The extent of a 3D view cannot be described as a simple rectangular shape, as is the case for 2D, because the data can be viewed from an oblique 3D angle (see the subsection below for more details). This means that navigation and extents in 3D must be handled in a different manner than in 2D.
ArcGlobe and ArcScene use a camera object to manipulate the visible extent in 3D. The 3D location of the camera is called the observer position. The 3D location to which the camera is oriented is the target position. The observer and target positions can be located anywhere within the 3D view, allowing for great flexibility.
To navigate through a 3D view using the camera object, you must move either the observer, the target, or both. A variety of interactive tools with many combinations of observer-target manipulations are available to assist you. This is discussed more fully in 3D navigation concepts in ArcGlobe and 3D navigation concepts in ArcScene.
The use of a camera object, rather than a rectangular extent, also means that a traditional 2D scale does not apply in 3D. Data viewed from an oblique 3D angle will change scale progressively through the 3D view based on the distance of the data from the observer. Data in the foreground will be at a larger scale than data in the background.
For cases in ArcGlobe when a scale is needed—for example, when using scale-dependent rendering in ArcGlobe—a normalized distance to the globe's surface is used instead of a traditional 2D scale. This value is calculated using the size of the display window and the distance to the surface of the globe and is displayed on the status bar in ArcGlobe. It is important to note that it is not the absolute observer elevation.
3D oblique angles and the visible data extent
The images below demonstrate data viewed from a variety of angles. The same data has been viewed from directly above, from an oblique 3D angle with no terrain, and from an oblique 3D angle with the data draped on a terrain surface. The visible area for each of these views has been represented on the subsequent 2D overview map.

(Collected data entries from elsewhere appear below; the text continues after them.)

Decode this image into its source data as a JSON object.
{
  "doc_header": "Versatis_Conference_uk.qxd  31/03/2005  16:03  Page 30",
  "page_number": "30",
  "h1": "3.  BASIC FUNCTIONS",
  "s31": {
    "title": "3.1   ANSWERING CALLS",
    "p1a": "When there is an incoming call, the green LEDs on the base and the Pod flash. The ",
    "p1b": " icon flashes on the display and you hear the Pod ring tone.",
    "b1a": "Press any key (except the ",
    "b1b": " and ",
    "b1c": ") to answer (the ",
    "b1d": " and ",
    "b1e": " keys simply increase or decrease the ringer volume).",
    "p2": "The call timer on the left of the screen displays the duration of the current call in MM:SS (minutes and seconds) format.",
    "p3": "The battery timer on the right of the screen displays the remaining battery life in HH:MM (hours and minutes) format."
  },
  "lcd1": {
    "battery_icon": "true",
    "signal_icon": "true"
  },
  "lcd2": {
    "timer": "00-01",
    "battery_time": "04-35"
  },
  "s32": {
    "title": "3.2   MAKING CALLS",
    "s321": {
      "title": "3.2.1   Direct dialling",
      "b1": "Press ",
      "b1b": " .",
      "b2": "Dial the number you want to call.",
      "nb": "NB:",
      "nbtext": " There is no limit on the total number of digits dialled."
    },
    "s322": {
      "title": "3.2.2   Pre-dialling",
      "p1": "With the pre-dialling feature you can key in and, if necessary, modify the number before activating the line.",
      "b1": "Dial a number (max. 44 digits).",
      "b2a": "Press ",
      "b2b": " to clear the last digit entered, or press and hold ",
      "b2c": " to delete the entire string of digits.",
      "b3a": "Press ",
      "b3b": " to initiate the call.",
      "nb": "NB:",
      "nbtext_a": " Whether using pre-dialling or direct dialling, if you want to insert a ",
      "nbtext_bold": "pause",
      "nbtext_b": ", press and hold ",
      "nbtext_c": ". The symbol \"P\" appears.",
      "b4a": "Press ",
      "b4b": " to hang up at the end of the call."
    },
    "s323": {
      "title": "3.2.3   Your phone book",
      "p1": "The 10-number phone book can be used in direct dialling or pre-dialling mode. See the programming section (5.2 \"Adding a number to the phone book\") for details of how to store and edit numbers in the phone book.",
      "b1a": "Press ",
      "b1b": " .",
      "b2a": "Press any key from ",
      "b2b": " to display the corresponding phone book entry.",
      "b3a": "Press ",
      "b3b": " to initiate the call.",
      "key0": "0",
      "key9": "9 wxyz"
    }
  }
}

As you can see from these shapes, rectangles cannot be used for storing 3D extents. The green outline demonstrates a traditional 2D extent. The yellow outline demonstrates the general shape of a 3D oblique view looking at a flat surface. The spreading of the outline as it moves away from the foreground is caused by the changing scale as the viewing distance increases from the observer. The red outline demonstrates that terrain can hide sections of the data.